TREATMENT: Cognitive-behaviour therapy (CBT) with exposure therapy is a clinically researched treatment that can effectively treat many phobias and relaxation training can also be helpful (minimum 4-8 therapy sessions recommended).
- Glossophobia: Performance anxiety, or the fear of speaking in front of an audience. People with this phobia have severe physical symptoms when they even think about being in front of a group of people.
- Acrophobia: The fear of heights. People with this phobia will avoid mountains, bridges, or the higher floors of buildings. Symptoms include vertigo, dizziness, sweating, and feeling as if you’ll pass out or lose consciousness.

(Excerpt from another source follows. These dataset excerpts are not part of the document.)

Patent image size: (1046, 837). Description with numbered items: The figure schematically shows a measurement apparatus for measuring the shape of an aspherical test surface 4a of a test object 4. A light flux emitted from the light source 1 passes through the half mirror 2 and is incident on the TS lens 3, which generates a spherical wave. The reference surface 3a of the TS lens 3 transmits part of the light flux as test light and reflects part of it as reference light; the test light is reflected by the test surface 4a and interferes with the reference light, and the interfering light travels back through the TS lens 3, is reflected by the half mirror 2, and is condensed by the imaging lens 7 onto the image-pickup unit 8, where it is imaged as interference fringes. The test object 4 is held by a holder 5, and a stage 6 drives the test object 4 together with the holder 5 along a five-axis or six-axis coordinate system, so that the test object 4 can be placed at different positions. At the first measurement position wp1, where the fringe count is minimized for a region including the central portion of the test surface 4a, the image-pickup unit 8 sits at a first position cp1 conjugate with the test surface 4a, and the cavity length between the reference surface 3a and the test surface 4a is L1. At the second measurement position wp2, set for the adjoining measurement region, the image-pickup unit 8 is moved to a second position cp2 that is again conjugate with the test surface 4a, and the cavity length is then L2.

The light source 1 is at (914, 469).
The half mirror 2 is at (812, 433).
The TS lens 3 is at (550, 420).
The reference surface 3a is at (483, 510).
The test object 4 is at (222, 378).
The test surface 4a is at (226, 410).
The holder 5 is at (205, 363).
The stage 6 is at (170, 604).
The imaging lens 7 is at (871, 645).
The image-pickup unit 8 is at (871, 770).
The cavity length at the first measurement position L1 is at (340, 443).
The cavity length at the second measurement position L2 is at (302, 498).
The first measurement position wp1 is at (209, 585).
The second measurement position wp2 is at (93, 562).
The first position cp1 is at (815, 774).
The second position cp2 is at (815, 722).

- Claustrophobia: The fear of enclosed or tight spaces. Severe claustrophobia can be especially disabling if it prevents you from riding in cars or elevators.
- Aviatophobia: The fear of flying.
- Dentophobia: Fear of the dentist or dental procedures. This phobia generally develops after an unpleasant experience at a dentist’s office. It can be harmful if it prevents you from obtaining needed dental care.
- Hemophobia: Fear of blood or injury. A person with hemophobia may faint when they come in contact with their own or another person’s blood.
- Arachnophobia: Fear of spiders.
- Cynophobia: Fear of dogs.
- Ophidiophobia: Fear of snakes.
- Nyctophobia: Fear of the nighttime or darkness. This phobia almost always begins as a typical childhood fear. When it progresses past adolescence, it’s considered a phobia.